Covariation

Part I

 

Examine your text for problems that do not emphasize covariational reasoning but nevertheless entails it in a fundamental way.

-       Explain how the problem's wording suppresses, diminishes, or ignores covariational reasoning.

-       Explain how ideas of covariational reasoning really are central to understanding the problem and deciding what to do to solve it (assuming this is not a problem on which on can go to "automatic pilot").

Part II

Interview one student on this problem. Use your interview to understand:

-       What your student understands about this problem.

-       How his or her understanding of the problem is related to what he or she does in solving it.

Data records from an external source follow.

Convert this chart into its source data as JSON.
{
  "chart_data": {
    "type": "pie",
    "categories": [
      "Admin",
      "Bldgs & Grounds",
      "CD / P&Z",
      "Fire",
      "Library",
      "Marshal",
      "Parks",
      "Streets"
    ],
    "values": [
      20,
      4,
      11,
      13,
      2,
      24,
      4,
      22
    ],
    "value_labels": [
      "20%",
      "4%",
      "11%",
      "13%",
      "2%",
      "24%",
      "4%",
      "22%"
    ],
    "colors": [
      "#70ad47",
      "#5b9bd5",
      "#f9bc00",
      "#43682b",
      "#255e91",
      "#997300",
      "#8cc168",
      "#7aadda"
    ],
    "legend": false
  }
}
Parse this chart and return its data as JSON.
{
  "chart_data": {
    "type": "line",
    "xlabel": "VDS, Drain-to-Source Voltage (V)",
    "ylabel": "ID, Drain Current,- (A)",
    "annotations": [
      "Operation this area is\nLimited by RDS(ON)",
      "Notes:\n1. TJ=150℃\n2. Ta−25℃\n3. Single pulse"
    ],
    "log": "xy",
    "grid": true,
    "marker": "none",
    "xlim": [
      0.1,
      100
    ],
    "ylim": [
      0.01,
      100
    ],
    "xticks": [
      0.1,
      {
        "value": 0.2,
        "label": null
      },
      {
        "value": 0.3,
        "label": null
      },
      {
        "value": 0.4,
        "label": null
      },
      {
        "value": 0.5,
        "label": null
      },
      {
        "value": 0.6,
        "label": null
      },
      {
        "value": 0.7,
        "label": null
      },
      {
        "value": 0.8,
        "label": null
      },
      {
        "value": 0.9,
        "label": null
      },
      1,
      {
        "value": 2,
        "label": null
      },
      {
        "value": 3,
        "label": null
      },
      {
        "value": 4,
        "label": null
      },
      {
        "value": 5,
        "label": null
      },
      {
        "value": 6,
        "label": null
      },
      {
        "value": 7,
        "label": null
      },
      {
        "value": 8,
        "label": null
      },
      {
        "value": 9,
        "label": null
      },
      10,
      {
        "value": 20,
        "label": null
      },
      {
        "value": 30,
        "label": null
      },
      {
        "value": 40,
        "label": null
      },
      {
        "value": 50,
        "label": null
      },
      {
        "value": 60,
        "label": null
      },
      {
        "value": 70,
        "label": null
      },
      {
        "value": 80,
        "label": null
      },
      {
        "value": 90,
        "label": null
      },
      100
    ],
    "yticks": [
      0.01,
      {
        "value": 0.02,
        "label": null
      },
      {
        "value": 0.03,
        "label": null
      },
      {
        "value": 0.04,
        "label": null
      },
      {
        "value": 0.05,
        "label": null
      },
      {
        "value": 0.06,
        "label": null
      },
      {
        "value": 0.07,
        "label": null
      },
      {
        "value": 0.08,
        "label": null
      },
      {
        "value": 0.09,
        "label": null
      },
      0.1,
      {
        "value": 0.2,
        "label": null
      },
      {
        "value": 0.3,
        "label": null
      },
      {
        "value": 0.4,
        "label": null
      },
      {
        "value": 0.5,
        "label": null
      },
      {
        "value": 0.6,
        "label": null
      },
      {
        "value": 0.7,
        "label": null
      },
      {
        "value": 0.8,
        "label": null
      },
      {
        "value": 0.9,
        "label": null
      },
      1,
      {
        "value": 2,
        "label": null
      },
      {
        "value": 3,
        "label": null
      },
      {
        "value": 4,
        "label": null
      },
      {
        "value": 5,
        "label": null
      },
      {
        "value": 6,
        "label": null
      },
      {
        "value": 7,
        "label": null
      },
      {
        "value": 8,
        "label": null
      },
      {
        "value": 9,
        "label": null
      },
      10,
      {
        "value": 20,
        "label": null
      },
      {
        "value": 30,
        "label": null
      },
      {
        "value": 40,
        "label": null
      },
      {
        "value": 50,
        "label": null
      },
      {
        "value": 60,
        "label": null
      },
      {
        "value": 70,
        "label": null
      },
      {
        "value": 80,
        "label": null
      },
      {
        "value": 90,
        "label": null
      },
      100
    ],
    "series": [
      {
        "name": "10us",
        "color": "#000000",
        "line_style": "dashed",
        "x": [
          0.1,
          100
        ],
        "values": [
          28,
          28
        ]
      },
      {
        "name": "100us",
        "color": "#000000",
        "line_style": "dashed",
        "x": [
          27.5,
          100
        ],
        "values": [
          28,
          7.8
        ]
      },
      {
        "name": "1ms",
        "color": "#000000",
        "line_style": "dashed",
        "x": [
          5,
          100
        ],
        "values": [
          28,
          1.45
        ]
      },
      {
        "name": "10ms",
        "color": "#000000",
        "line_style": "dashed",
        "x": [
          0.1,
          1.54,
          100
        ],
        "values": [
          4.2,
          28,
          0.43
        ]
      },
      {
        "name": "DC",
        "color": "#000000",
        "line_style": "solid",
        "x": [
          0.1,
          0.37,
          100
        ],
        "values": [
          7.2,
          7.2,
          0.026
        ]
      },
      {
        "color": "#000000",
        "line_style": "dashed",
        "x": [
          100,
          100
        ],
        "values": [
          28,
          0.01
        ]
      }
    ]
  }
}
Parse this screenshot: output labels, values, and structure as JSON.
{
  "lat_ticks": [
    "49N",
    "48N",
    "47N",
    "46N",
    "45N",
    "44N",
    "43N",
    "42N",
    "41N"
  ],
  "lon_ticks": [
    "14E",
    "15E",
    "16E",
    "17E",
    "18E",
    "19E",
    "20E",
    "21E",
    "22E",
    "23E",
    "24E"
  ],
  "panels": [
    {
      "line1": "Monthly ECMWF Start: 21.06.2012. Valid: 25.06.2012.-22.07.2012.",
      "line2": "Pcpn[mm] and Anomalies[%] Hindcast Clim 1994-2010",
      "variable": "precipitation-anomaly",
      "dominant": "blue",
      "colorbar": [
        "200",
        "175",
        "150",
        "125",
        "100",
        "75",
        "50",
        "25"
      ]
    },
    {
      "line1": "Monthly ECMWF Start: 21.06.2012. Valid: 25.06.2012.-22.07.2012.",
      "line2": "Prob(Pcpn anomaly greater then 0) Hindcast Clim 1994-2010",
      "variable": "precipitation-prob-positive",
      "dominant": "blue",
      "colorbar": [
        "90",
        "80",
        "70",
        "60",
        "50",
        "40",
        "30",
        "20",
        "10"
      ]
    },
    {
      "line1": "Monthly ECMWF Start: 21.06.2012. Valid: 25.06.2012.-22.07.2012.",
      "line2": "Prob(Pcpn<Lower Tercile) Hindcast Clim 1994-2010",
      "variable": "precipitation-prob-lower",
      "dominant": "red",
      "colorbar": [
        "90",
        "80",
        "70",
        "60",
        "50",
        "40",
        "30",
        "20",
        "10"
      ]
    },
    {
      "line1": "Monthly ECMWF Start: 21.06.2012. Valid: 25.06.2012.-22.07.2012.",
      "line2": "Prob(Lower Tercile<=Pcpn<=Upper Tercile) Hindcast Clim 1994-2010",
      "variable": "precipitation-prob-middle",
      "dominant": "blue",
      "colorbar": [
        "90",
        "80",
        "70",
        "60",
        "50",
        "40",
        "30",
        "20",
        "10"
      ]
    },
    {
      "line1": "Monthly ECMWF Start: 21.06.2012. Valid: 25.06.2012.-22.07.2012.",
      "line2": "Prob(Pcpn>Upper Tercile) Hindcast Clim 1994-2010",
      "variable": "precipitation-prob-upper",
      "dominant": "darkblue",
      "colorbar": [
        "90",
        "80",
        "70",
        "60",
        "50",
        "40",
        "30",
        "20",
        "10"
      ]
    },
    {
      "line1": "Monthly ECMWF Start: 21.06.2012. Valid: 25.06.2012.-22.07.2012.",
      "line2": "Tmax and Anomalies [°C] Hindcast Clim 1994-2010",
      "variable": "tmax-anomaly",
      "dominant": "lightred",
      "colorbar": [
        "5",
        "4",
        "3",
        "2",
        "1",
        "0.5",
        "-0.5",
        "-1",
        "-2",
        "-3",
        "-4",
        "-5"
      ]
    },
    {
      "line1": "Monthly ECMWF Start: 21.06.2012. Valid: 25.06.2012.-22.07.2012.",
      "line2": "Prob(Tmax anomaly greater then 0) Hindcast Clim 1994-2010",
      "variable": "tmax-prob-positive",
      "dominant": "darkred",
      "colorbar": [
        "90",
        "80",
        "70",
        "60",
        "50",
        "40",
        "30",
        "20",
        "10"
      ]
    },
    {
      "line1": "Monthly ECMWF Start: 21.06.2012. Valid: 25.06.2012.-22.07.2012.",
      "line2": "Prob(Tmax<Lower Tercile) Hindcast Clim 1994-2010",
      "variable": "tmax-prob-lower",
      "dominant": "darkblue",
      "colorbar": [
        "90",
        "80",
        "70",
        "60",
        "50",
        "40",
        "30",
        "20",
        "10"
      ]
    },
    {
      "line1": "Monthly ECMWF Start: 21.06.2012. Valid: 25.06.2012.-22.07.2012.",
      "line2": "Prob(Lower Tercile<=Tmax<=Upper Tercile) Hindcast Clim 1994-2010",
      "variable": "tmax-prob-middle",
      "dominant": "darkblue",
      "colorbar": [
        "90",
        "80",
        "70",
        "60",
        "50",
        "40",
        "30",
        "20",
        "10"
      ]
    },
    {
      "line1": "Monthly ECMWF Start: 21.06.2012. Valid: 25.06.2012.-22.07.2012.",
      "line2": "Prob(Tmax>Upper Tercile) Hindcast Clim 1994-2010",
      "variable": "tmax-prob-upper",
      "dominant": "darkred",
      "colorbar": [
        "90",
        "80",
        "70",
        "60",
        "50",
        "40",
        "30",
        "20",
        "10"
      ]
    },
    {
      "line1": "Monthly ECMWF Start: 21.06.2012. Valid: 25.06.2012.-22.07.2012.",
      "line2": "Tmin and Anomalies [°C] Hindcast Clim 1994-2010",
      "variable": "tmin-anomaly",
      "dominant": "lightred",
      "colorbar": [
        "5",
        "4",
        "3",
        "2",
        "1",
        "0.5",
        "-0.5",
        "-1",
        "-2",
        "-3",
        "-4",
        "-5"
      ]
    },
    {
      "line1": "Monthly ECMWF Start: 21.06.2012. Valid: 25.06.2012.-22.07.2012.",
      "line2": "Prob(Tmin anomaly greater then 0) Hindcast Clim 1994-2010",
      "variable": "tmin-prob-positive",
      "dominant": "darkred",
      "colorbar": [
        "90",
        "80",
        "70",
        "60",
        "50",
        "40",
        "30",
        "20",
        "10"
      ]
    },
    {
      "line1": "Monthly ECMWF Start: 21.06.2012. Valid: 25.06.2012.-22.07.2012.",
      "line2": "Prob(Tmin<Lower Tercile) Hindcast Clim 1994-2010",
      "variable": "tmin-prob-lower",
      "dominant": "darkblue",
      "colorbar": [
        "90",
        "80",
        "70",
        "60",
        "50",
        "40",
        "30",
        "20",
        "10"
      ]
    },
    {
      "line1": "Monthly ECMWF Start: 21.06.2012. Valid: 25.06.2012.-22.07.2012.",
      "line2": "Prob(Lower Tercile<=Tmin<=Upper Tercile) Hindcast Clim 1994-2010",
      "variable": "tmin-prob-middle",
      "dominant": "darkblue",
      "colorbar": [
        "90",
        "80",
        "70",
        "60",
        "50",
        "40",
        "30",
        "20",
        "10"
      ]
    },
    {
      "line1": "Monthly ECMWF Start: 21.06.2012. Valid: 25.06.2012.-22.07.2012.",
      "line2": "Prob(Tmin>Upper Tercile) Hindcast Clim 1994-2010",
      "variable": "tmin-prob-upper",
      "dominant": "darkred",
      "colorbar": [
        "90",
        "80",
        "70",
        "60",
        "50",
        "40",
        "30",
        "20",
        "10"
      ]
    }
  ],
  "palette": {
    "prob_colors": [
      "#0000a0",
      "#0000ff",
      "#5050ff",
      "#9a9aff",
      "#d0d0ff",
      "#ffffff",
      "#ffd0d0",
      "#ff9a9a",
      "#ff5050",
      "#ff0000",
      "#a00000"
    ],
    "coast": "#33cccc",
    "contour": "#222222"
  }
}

Report your interview with these two headings – what your student understood about the problem and how his or her understanding was related to what he or she did.


Marilyn's addendum:

Locate a problem in a text that you're using this semester that has the potential to promote students' understanding of the function concept and covariational reasoning abilities. Create the following to extend this problem.

1. An in-class activity that promotes the building of a mental structure of the situation and that prompts students to: i) attend to how the quantities in the situation are changing in tandem with each other; ii) reverse the function process; iii) provide meaningful connections across function representations, etc.

2. A lesson plan that describes how you would implement this activity in your classroom.

3. A follow-up homework assignement that reinforces the main ideas and connections of the in-class lesson.